TWO STORIES
ONE
The sun had slowed to an amber glow, tucked behind the arthritic crab apple tree, where underneath, my father’s girlfriend tinied herself on the sticky plastic lounging chair. In her hands, she held the paperback of Fredrick Forsyth’s The Devil’s Alternative. Lauren and I immersed ourselves in pretend, our dashing shadows peering into the groundhog’s hole or digging moats in the dirt and filling them with water to create small pools to send the oak leaves adrift. A silver radio reproducing the tinny voice of Michael Jackson was propped next to a strong smelling purple drink and a spray bottle of water, which Barbara used to mist herself at ten minute intervals, her skin growing darker in the August heat.
I remember hearing her one day, on a day with air as thick and sordid as this one, couple with my father, his arm stiffly around her shoulder. They smiled plastic smiles, and he looked at me and Lauren, whose hair was as light and wispy as her mother’s standing there.
“What would you think if one day you had baby sister?” His voice lilted with enthusiasm, but I detected an almost indecipherable crack on the last word.

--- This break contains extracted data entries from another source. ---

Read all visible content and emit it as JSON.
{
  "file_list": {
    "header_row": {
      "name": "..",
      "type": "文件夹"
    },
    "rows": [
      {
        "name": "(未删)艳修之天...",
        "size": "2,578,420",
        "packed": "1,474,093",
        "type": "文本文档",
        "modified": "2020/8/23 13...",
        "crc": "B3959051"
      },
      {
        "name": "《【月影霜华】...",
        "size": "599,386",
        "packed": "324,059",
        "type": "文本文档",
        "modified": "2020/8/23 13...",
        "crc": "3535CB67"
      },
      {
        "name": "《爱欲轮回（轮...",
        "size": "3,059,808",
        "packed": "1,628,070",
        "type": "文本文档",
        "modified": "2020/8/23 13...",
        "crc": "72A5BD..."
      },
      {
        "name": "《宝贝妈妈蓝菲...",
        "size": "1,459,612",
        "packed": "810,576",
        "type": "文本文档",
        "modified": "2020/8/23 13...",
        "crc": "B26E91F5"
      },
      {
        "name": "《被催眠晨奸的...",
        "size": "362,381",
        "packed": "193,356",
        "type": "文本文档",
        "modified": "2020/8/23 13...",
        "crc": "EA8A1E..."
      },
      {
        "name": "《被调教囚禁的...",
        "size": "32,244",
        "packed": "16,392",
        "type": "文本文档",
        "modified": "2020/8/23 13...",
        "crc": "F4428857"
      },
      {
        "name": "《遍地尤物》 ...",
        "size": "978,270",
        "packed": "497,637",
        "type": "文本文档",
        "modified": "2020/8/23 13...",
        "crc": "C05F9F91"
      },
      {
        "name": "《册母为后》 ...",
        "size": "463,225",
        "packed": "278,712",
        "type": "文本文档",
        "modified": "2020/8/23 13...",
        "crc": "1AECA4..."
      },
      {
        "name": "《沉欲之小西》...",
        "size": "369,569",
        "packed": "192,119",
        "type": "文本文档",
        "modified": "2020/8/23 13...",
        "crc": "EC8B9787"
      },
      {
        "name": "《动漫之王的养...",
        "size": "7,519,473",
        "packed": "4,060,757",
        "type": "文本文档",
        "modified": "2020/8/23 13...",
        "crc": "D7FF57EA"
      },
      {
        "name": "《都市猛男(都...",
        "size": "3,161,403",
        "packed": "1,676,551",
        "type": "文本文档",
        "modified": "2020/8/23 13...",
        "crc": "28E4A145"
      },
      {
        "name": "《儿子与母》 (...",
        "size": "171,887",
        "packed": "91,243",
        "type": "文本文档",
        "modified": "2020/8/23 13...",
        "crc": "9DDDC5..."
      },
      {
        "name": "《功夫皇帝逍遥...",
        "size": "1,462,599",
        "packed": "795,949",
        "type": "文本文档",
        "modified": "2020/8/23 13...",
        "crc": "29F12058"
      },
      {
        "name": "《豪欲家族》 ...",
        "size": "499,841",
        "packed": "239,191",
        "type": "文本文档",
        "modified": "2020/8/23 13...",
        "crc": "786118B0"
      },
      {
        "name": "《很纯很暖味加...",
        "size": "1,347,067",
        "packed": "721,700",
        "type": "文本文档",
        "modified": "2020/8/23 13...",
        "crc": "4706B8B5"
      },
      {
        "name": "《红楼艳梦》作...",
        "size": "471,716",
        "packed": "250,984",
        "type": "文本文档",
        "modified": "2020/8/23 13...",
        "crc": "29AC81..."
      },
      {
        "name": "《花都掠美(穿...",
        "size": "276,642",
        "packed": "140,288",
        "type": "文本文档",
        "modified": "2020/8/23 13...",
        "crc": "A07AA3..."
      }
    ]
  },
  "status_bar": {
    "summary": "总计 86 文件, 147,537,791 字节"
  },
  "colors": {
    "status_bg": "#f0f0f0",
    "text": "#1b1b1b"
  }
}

I was seven, but I remember the way my eyes got small like slivers as I thought about this and stood grounded in silence.
“No!” shouted Lauren, her stomps echoing off the unpainted walls where an air conditioner framed by oozing yellow insulation surged to life.
There was embarrassed, polite laughter from the two of them as I pushed through the screen door, its open flap letting a fly buzz through.
We never heard anymore about baby sisters. I wonder what ever happened to that idea, to that construction of future family, to that bunch of cells glowing in her belly.
Story by Erin Beirne
TWO
July 29th 1995
Still on holiday. Day was okay. I got a present from mum, The Golden Notebook by Doris Lessing. ‘I read it when I was your age’ kind of thing. My brother said why do I not get anything and my dad says have you said thank you to your mum. Mum says she’s really glad she’s got this for me. I say thank you.
I lied in bed this morning. I wasn’t doing anything. I was lying in bed, that’s all I was doing. I was looking at the curtains, graciously blowing in the wind. The light linen curtains flirting with my bedroom walls. I was looking at the ceiling, I was looking at the fan. I was contemplating the reminiscences of past summers in this room, sleeping restful sleeps sometimes, smelling those smells of growing laurel-leaves and vines, hearing the wind against the glass windows, listening to the morning birds, thinking about those people who can identify birds, thinking they’re the same people who know what trees are called, or where the wind comes from.
When mum asked what were you doing in that room I said I was reading and I lied.
Later on today I will get my hair cut. I just need little trim, really. I’ve got a magazine with a photo of a girl in it and I’m going to ask for the same hair as her. And later in the week I’ll ask mum if I can get my nails done. Maybe bubblegum pink? That’s like a light pink.